Financial distress continued through the weekend, which inspired policymakers to heroic, but nevertheless orthodox remedies. The notion that some philosopher-king and his committee can prevent or defer the severe credit contraction that follows every great financial mania has been around for centuries. When the Bank of England was formed in 1694, the original promoters claimed that it would "infallibly" lower interest rates and all would be well. But great booms and busts continued to happen, with usually a couple of outstanding asset inflations brewing up each century.
The latest is now sinking to new depths and the implications are profound. At the peak of any boom, participants all assume that endless amounts of leverage can be employed with little concern for risk. Then, when the play becomes exhausted the most aggressive positions get wiped out, and the liquidation of unsupportable positions can go on for a few years.
This time around, what will be soon seen as a school of radical economics became convinced that arbitrary manipulations of interest rates and currencies would keep even the most outrageous abuse of credit going forever, or at least as far as the foreseeable future extends.
That has been standard and continuous practice at the Fed over a number of generations of interventionist economists. Then, over the past 25 years legions of financial adventures created enormous amounts of artificial securities, artificially priced and backed by artificial credit ratings.
Anyone who had spent any time watching the old and notorious Vancouver Stock Exchange would know that the public will believe the most preposterous story – so long as the price is going up. Then with the inevitable plunge belief disappears in an instant, leaving chagrin and dismay.
The key to the reversal is the decline in price, which places decision-making powers in the hands of margin clerks, whose job description is to get the accounts in line. It seems that the job description of ambitious central bankers has been to get the accounts out of line. In so many words, the putative elimination of risk by central planners created the riskiest credit structure in history.
Also, because politics will soon rear its ugly head it is worth emphasizing that interventionist economists have been employed by all political parties from the left to the not-so-left, all governments, all trade unions, and all big corporations as well as financial institutions and investment dealers.
Markets have been distorted to an unprecedented degree.
Our research indicated that the change in the credit markets towards adversity would likely be accomplished by June, last year.
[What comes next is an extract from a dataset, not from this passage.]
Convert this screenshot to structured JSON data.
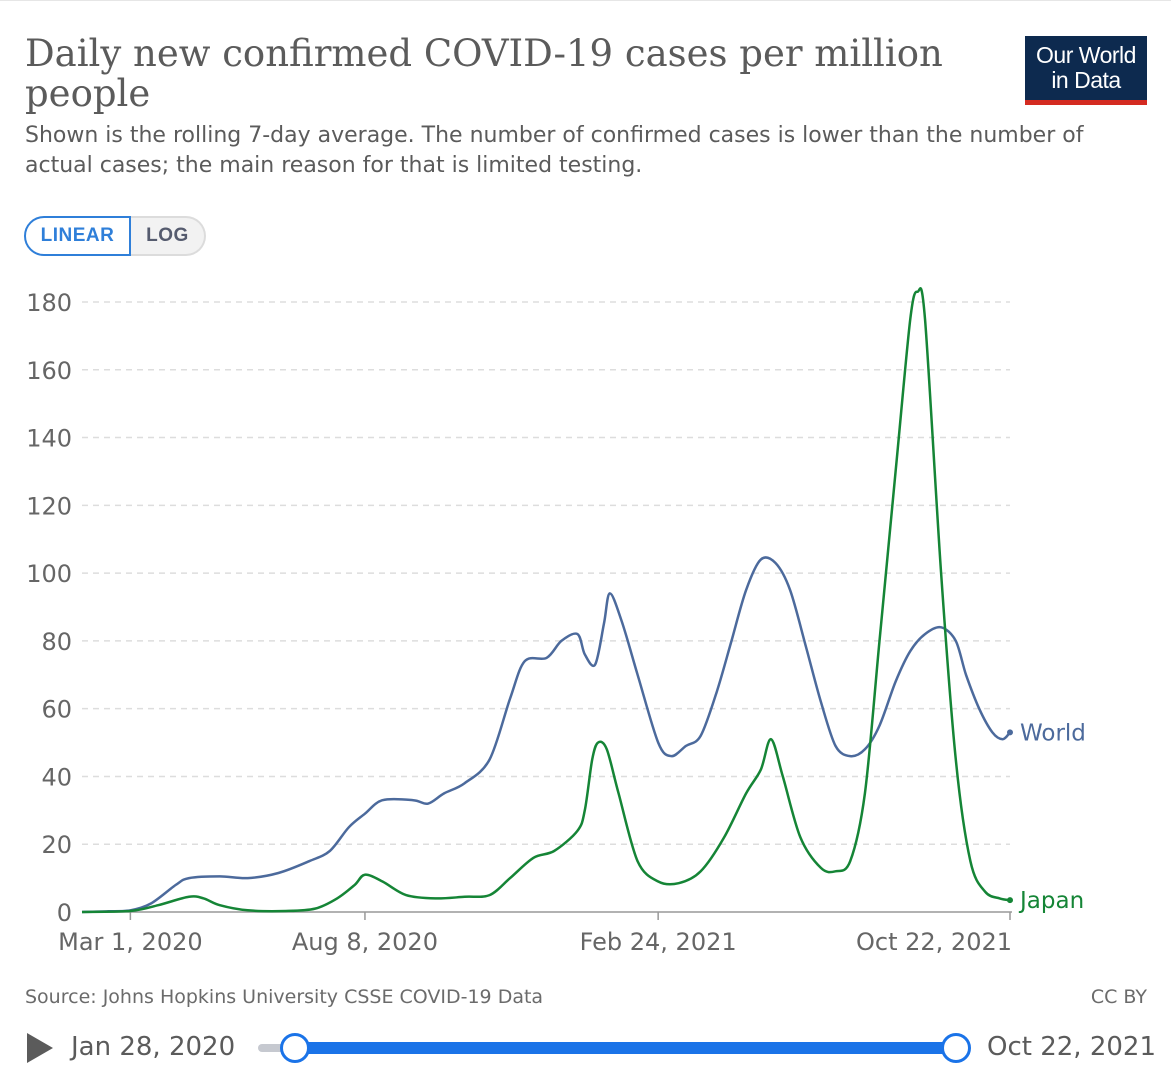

In July the reversal was sufficient to conclude that "The biggest train wreck in the history of credit had begun." Although severe lately, it is not over.
Showing how quickly conditions are changing, The Wall Street Journal headlined in Friday morning's edition "Some Traders Take Bullish Tack in Bear Stearns".
Another weekend comment was from a professor at The London School of Economics, and was on the nature of the Fed's bailout plan: "Throwing out four decades of monetary history". This meant that the Fed was taking on riskier securities that he described as "Socialism for the rich, which is both inefficient and objectionable."
Once again, the baton of monetary power has been forcefully transferred, from central bankers to margin clerks, and in due course the LSE professor will discover that post-bubble contractions are very democratic.
So long as credit was expanding, market participants and central bankers could earnestly believe in any number of preposterous stories.
Credit is in a vicious contraction and so is the biggest secular belief system in history.